Summary: [For the entire collection see Zbl 0760.00004.]
G. H. Hardy, J. E. Littlewood and G. Pólya [Inequalities (1952); see the review of the 1., 1934-edition, Zbl 0010.10703] introduced the notion of one function being convex with respect to a second function and developed some inequalities concerning the means of the functions. We use this notion to establish a partial order called convex-ordering among functions. In particular, the distribution functions encountered in many parametric families in reliability theory are convex-ordered. We have formulated some inequalities which can be used for testing whether a sample comes from \(F\) or \(G\), when \(F\) and \(G\) are within the same convex-ordered family. Performance characteristics of different coherent structures can also be compared with respect to this partial ordering.
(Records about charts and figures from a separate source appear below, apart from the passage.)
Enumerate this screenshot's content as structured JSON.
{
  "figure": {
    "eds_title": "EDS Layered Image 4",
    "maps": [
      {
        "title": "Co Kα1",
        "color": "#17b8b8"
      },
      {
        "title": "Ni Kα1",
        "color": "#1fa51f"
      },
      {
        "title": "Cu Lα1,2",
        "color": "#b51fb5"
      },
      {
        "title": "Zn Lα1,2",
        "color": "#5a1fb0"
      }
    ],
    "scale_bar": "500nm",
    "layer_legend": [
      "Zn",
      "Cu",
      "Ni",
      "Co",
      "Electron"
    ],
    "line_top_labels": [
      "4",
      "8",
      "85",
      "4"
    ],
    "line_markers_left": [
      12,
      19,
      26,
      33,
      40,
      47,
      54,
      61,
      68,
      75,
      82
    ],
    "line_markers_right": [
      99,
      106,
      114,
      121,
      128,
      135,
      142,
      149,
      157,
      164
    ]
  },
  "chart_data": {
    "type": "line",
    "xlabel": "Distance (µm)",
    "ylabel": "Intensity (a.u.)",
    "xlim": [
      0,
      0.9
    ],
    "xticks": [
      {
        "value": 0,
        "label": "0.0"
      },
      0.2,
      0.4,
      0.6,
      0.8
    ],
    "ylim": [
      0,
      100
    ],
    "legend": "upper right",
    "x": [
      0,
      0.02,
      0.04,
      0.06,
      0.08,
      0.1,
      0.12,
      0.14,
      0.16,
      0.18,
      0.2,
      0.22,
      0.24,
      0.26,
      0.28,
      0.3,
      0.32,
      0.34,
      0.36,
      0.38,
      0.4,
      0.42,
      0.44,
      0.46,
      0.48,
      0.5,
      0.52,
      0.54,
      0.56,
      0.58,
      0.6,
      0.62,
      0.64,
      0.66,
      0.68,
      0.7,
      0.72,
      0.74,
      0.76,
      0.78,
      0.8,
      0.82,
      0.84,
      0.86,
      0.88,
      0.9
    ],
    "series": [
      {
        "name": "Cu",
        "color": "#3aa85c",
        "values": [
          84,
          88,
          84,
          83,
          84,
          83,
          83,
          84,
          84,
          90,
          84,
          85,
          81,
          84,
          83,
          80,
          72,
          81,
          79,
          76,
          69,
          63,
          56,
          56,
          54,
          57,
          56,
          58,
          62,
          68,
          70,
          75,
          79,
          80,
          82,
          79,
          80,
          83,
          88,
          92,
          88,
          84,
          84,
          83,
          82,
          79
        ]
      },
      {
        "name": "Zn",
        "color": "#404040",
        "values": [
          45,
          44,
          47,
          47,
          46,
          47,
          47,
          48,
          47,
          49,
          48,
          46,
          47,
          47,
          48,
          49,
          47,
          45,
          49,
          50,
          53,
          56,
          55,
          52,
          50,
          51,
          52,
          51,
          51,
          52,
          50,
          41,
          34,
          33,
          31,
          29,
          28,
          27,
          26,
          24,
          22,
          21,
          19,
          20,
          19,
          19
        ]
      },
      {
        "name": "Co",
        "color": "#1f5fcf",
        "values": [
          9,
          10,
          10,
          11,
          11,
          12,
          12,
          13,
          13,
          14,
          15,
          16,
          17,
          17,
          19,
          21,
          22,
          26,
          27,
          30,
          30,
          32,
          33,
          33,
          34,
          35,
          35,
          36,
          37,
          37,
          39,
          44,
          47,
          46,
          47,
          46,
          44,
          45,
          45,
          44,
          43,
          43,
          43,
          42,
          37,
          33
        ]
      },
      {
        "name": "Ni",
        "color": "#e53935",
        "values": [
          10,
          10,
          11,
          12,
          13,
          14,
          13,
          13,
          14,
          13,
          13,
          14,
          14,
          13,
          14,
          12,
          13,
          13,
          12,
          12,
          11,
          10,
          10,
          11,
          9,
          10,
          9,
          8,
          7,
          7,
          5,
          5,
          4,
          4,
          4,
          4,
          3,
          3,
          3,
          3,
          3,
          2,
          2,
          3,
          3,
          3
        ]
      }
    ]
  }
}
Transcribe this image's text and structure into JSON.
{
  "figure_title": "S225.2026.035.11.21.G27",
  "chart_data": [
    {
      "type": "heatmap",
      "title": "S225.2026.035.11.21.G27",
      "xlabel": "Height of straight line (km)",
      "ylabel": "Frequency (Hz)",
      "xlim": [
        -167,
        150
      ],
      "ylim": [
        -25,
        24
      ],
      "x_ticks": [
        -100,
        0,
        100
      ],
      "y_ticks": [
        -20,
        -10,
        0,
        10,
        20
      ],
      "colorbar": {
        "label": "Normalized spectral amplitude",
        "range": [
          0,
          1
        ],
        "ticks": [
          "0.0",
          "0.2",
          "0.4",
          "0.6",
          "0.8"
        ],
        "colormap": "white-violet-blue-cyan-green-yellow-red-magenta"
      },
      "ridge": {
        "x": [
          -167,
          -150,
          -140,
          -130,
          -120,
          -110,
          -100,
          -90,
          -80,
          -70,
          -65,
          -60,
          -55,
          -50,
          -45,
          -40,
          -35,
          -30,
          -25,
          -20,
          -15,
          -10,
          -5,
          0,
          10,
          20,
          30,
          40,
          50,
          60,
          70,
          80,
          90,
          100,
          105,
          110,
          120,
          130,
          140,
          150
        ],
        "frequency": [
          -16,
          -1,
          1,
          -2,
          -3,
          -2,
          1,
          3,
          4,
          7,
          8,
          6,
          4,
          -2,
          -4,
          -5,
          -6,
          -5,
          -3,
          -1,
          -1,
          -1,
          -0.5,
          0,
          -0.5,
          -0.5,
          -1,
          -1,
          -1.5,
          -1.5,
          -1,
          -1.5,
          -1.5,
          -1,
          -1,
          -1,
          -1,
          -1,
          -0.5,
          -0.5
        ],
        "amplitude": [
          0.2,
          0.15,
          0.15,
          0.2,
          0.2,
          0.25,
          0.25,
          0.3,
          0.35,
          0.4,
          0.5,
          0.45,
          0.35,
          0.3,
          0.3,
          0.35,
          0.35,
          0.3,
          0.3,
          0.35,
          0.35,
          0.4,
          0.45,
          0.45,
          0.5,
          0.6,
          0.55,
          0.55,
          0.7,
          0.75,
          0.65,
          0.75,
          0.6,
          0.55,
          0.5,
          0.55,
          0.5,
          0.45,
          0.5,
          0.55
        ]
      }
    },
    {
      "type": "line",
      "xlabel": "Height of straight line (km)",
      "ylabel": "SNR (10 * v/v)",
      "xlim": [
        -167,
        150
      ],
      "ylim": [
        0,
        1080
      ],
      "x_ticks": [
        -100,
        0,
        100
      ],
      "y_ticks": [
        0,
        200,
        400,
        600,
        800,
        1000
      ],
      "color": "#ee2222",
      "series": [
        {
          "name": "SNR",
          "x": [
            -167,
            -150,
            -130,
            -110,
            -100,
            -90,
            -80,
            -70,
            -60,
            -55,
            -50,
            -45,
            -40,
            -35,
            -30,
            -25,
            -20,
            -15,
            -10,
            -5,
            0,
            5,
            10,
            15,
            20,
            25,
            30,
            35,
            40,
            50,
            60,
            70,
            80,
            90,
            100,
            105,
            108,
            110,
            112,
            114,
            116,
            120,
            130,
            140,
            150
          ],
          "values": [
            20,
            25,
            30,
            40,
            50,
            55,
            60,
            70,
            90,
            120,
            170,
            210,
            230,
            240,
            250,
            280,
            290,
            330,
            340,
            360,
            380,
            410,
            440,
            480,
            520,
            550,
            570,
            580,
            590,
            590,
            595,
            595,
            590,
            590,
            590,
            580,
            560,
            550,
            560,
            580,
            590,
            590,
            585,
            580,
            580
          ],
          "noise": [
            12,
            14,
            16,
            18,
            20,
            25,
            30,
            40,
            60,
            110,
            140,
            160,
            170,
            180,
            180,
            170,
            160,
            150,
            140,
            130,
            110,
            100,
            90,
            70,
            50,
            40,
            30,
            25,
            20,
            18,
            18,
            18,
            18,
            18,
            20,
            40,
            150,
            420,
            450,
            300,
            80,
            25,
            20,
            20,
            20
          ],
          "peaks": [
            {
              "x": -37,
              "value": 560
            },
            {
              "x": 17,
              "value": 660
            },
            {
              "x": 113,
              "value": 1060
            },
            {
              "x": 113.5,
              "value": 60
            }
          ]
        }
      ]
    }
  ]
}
For example, we will show that the reliability of a \(k+1\)-out-of-\(n\) system is convex with respect to the reliability of a \(k\)-out-of-\(n\) system.
When \(F\) is convex with respect to \(G\), the tail of the distribution \(F\) is heavier than that of \(G\); therefore, our convex-ordering implies stochastic ordering. Convex-ordering is also related to total positivity and monotone likelihood ratio families. This provides us a tool to obtain some useful results in reliability and mathematical statistics.